Three-dimensional printing in a flexible medium from an MRI rapidly produced a canine otoscopy teaching model. The model used in prelaboratory training was well accepted by students, particularly in how it allowed for visualization of the tympanic membrane. Although we did not demonstrate improved otoscopy skills in students trained with this model, it can be said that the model did not teach poor technique in that students who used the model did not exhibit worse skills in otoscopy and the dogs were equally tolerant of students who had prelaboratory training that included the model compared with students who did not have access to the model. Further modification to the model as well as alternative study design using more time with the ear model in the prelaboratory training and larger student subject numbers are suggested as means of seeking a validated otoscopy model that both improves otoscopy skill and decreases dog use.
The authors thank Moses Humphreys for supplying the 3.5 V Pneumatic Consulting Otoscope, Ross University Teaching dogs, as well as all the personnel and students who work with and care for them each day.
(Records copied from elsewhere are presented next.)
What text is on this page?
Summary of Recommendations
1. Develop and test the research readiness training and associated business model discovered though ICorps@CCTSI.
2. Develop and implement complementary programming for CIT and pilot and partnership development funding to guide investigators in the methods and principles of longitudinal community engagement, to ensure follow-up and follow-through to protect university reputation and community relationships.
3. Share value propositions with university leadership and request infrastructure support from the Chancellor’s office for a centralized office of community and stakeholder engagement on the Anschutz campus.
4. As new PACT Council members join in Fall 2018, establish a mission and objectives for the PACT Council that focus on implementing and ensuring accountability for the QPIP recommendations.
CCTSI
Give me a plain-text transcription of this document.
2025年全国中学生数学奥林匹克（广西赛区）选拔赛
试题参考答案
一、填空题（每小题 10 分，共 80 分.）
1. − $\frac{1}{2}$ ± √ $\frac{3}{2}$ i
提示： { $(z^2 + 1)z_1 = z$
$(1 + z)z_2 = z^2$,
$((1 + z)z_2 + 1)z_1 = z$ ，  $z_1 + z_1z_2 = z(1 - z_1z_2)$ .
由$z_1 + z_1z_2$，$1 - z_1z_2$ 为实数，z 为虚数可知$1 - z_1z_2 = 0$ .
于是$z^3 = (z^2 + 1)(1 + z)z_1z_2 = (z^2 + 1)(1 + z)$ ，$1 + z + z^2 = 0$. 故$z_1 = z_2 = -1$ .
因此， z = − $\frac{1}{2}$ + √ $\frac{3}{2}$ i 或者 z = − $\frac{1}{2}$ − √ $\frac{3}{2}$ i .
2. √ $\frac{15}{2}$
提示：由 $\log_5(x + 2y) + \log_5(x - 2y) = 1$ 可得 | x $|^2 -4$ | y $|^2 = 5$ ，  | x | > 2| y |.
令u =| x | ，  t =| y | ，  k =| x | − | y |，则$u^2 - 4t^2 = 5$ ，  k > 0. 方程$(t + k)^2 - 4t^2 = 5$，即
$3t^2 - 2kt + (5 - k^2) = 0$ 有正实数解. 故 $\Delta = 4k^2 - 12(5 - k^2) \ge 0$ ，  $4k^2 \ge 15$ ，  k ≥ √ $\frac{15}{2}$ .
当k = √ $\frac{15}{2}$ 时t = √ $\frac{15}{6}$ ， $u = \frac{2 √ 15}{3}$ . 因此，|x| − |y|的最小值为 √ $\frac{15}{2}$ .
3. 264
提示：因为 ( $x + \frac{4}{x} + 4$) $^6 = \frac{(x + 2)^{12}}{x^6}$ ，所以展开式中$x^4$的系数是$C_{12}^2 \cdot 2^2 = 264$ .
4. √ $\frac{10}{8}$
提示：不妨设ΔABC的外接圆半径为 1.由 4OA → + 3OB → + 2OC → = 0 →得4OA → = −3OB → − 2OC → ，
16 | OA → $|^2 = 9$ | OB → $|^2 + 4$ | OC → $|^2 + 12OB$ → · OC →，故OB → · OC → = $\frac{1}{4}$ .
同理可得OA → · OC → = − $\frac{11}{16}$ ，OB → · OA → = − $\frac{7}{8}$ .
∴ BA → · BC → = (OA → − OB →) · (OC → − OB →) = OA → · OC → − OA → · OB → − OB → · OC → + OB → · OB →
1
The proof-of-concept model was funded by DeVry Medical Education Group, which subsequently made this study possible. This study was funded by the Center for Research and Innovation in Veterinary and Medical Education, Ross University School of Veterinary Medicine.
The authors declare no conflict of interest.
The department and institution to which the work should be attributed are Center for Research and Innovation in Veterinary and Medical Education and Ross University School of Veterinary Medicine.